Union Says Alcatel Broke Pension Promises

     TRENTON, N.J. (CN) – A union claims in court that French telecom Alcatel-Lucent broke its collective-bargaining agreement when it moved $1.2 billion from a labor-endorsed pension plan to another retirement fund sponsored by the company.
     The money transfer essentially gives the spouses of telecom workers, who had never participated in the pension, rights to pension benefits owed to current union employees, according a lawsuit filed in New Jersey federal court by the Communications Workers of America.
     The Nov. 18 complaint says that “[b]y transferring the excess assets to these plans, the company can avoid the necessity of improving their funded status with direct company contributions.”
     The union claims the company’s actions, “effectively changed [pension plan] eligibility rules mid-contract without having bargained with CWA for such changes.”
     Adding urgency to the union’s concerns is that Alcatel is in the process of being acquired by wireless company Nokia, which today made a $16 billion offer for the company.
     Nokia announced its plans to acquire Alcatel-Lucent in April 2015. The is expected to close early next year, after which the unions will no longer have authority to question the pension transfers, the Communications Workers claim.
     The union seeks declarative and injunctive relief in the form of a court order forbidding the funds transfers or the shift of pension participants between pension plans.
     Alcatel has changed its pension plan several times over the years. The company’s initial pension plan, created in 1966 and which provides retirement benefits to Alcatel’s retired managers and vested former employees, was frozen in 2009.
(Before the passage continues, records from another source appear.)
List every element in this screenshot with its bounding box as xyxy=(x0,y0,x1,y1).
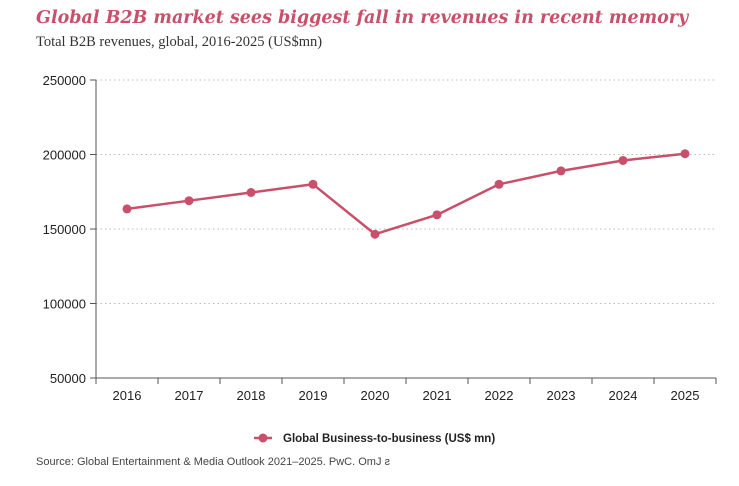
x-tick-label: 2017 xyxy=(175,388,204,403)
data-point-2019 xyxy=(308,179,318,189)
x-tick-label: 2021 xyxy=(423,388,452,403)
x-tick-label: 2025 xyxy=(671,388,700,403)
y-tick-label: 250000 xyxy=(43,73,86,88)
x-tick-label: 2018 xyxy=(237,388,266,403)
series xyxy=(122,149,690,239)
data-point-2024 xyxy=(618,155,628,165)
x-tick-label: 2020 xyxy=(361,388,390,403)
y-tick-label: 200000 xyxy=(43,148,86,163)
data-point-2018 xyxy=(246,187,256,197)
source-note: Source: Global Entertainment & Media Out… xyxy=(36,456,391,468)
legend-swatch-marker xyxy=(258,433,268,443)
legend: Global Business-to-business (US$ mn) xyxy=(254,433,495,445)
x-tick-label: 2016 xyxy=(113,388,142,403)
data-point-2016 xyxy=(122,204,132,214)
data-point-2022 xyxy=(494,179,504,189)
chart-title: Global B2B market sees biggest fall in r… xyxy=(36,8,689,28)
series-line xyxy=(126,152,686,236)
data-point-2020 xyxy=(370,229,380,239)
chart-subtitle: Total B2B revenues, global, 2016-2025 (U… xyxy=(36,34,323,50)
x-tick-labels: 2016 2017 2018 2019 2020 2021 2022 2023 2024 2025 xyxy=(95,378,717,403)
x-tick-label: 2019 xyxy=(299,388,328,403)
y-tick-label: 150000 xyxy=(43,222,86,237)
legend-label: Global Business-to-business (US$ mn) xyxy=(283,433,495,445)
x-tick-label: 2023 xyxy=(547,388,576,403)
x-tick-label: 2022 xyxy=(485,388,514,403)
data-point-2021 xyxy=(432,210,442,220)
y-tick-label: 50000 xyxy=(50,371,86,386)
data-point-2017 xyxy=(184,196,194,206)
y-tick-label: 100000 xyxy=(43,297,86,312)
data-point-2023 xyxy=(556,166,566,176)
x-tick-label: 2024 xyxy=(609,388,638,403)
gridlines xyxy=(96,79,716,304)
y-tick-labels: 250000 200000 150000 100000 50000 xyxy=(43,73,96,386)
data-point-2025 xyxy=(680,149,690,159)
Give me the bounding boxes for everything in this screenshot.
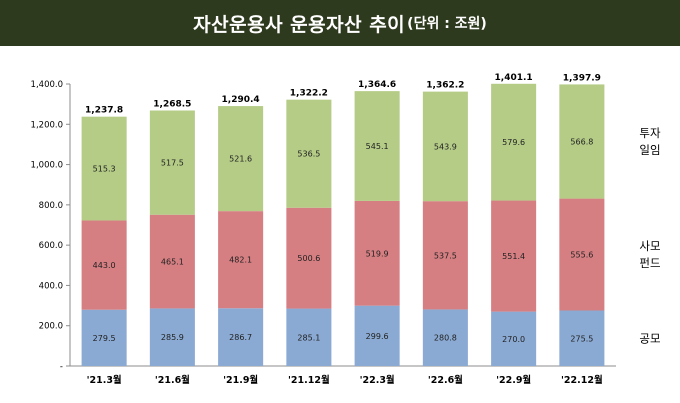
legend-label: 투자 — [639, 126, 661, 140]
data-label: 545.1 — [366, 142, 389, 151]
total-label: 1,362.2 — [426, 81, 464, 91]
y-tick-label: 200.0 — [39, 322, 63, 332]
data-label: 536.5 — [297, 150, 320, 159]
data-label: 555.6 — [570, 251, 593, 260]
chart-title-main: 자산운용사 운용자산 추이 — [193, 13, 406, 36]
data-label: 500.6 — [297, 254, 320, 263]
total-label: 1,237.8 — [85, 106, 123, 116]
chart-title: 자산운용사 운용자산 추이 (단위 : 조원) — [0, 0, 680, 46]
bar-segment-public — [559, 310, 605, 366]
x-tick-label: '22.9월 — [496, 374, 531, 386]
data-label: 465.1 — [161, 258, 184, 267]
total-label: 1,364.6 — [358, 80, 396, 90]
data-label: 482.1 — [229, 256, 252, 265]
data-label: 443.0 — [93, 261, 116, 270]
x-tick-label: '21.12월 — [288, 374, 330, 386]
x-tick-label: '22.12월 — [561, 374, 603, 386]
data-label: 270.0 — [502, 335, 525, 344]
bar-segment-public — [286, 308, 332, 366]
bar-segment-private-fund — [286, 207, 332, 309]
bar-segment-public — [81, 309, 127, 366]
bar-segment-public — [149, 308, 195, 366]
data-label: 519.9 — [366, 249, 389, 258]
y-tick-label: - — [60, 362, 63, 372]
data-label: 515.3 — [93, 165, 116, 174]
bar-segment-public — [422, 309, 468, 366]
total-label: 1,322.2 — [290, 89, 328, 99]
x-tick-label: '22.3월 — [360, 374, 395, 386]
x-tick-label: '22.6월 — [428, 374, 463, 386]
data-label: 285.9 — [161, 333, 184, 342]
total-label: 1,401.1 — [495, 73, 533, 83]
bar-segment-discretionary — [286, 99, 332, 208]
x-tick-label: '21.3월 — [87, 374, 122, 386]
total-label: 1,397.9 — [563, 73, 601, 83]
data-label: 551.4 — [502, 252, 525, 261]
bar-segment-private-fund — [81, 220, 127, 310]
data-label: 279.5 — [93, 334, 116, 343]
data-label: 286.7 — [229, 333, 252, 342]
data-label: 280.8 — [434, 334, 457, 343]
bar-segment-discretionary — [354, 91, 400, 201]
bar-segment-public — [354, 305, 400, 366]
y-tick-label: 1,200.0 — [31, 120, 63, 130]
bar-segment-discretionary — [149, 110, 195, 215]
bar-segment-public — [491, 311, 537, 366]
data-label: 517.5 — [161, 159, 184, 168]
data-label: 285.1 — [297, 333, 320, 342]
bar-segment-private-fund — [354, 200, 400, 306]
legend-label: 공모 — [639, 331, 660, 345]
stacked-bar-chart: - 200.0 400.0 600.0 800.0 1,000.0 1,200.0 1,400… — [31, 73, 661, 386]
total-label: 1,268.5 — [153, 99, 191, 109]
bar-segment-discretionary — [422, 91, 468, 202]
bar-segment-discretionary — [218, 106, 264, 212]
legend-label: 펀드 — [639, 256, 660, 270]
data-label: 521.6 — [229, 155, 252, 164]
bar-segment-public — [218, 308, 264, 366]
y-tick-label: 800.0 — [39, 201, 63, 211]
data-label: 537.5 — [434, 251, 457, 260]
legend-label: 일임 — [639, 143, 660, 157]
bar-segment-private-fund — [149, 214, 195, 309]
y-tick-label: 1,000.0 — [31, 161, 63, 171]
data-label: 566.8 — [570, 138, 593, 147]
bar-segment-discretionary — [559, 84, 605, 199]
total-label: 1,290.4 — [222, 95, 260, 105]
y-tick-label: 400.0 — [39, 281, 63, 291]
x-tick-label: '21.9월 — [223, 374, 258, 386]
data-label: 579.6 — [502, 138, 525, 147]
y-tick-label: 600.0 — [39, 241, 63, 251]
bar-segment-discretionary — [81, 116, 127, 221]
chart-title-unit: (단위 : 조원) — [407, 16, 487, 32]
x-tick-label: '21.6월 — [155, 374, 190, 386]
bar-segment-private-fund — [218, 211, 264, 309]
bar-segment-private-fund — [422, 201, 468, 310]
data-label: 275.5 — [570, 334, 593, 343]
legend-label: 사모 — [639, 239, 660, 253]
data-label: 543.9 — [434, 142, 457, 151]
bar-segment-private-fund — [559, 198, 605, 311]
bar-segment-discretionary — [491, 83, 537, 201]
bar-segment-private-fund — [491, 200, 537, 312]
y-tick-label: 1,400.0 — [31, 80, 63, 90]
data-label: 299.6 — [366, 332, 389, 341]
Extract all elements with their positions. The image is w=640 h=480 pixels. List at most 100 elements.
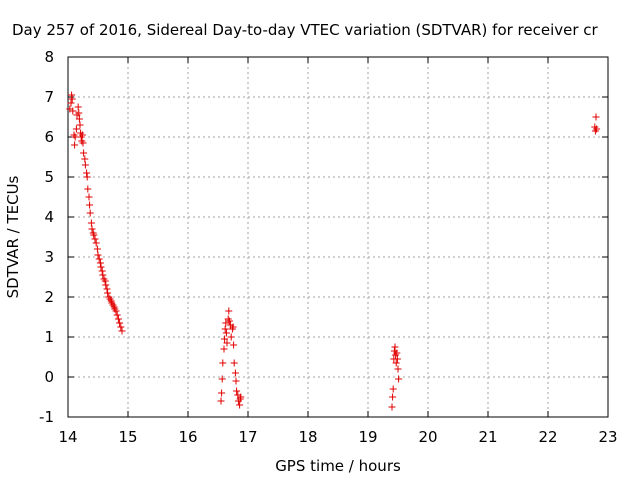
data-point: [71, 133, 79, 141]
data-point: [71, 141, 79, 149]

     The company in 1997 created another pension plan for other employees, but the plan was split at the end of 2005, thereby creating a new plan just for retirees and deferred vested employees. Included in the pension plans was a company obligation to pay all health expenses for employees who retired prior to March 1990.
     As part of a 2004 labor agreement with the CWA and other unions, Alcatel agreed to maintain the pensions and health benefit guarantees through 2019.
     However, on Sept. 14, 2015, the company announced it was going to shake up the pension plans. The plan, as outlined in the lawsuit, would transfer thousands of former electrical employees to the initial pension plan and 900 surviving spouses to retiree pension plan.
     As a result of the shift, Alcatel planned to transfer $3 billion to the old pension plan, which was $1.2 billion more than necessary to cover the transferees’ benefits. The amount transferred to cover the 900 spouses was also too large, about $26 million more than necessary, the lawsuit alleges.
     Alcatel has stated it has the authority to transfer the money and that the transfers cannot be challenged by unions via arbitration. The company’s third-quarter 2015 earnings report stated that it expected a pension surplus for U.S. retirees of $500 million after it made a lump-sum payment to certain plan members.
     An Alcatel spokesperson could not be reached for comment.
     The lawsuit also names company Chairman Philippe Camus, CEO Michel Combes, board member Jean Monty, and Director of Pension Plan Operations Susan Lear as defendants.
     Alcatel-Lucent was formed in 2006 when Alcatel and AT&T spinoff company Lucent Technologies merged. Wireless company Nokia in April announced its intentions to acquire Alcatel-Lucent, which received regulatory approval, and today it commenced its share-exchange offer for $16.6 billion.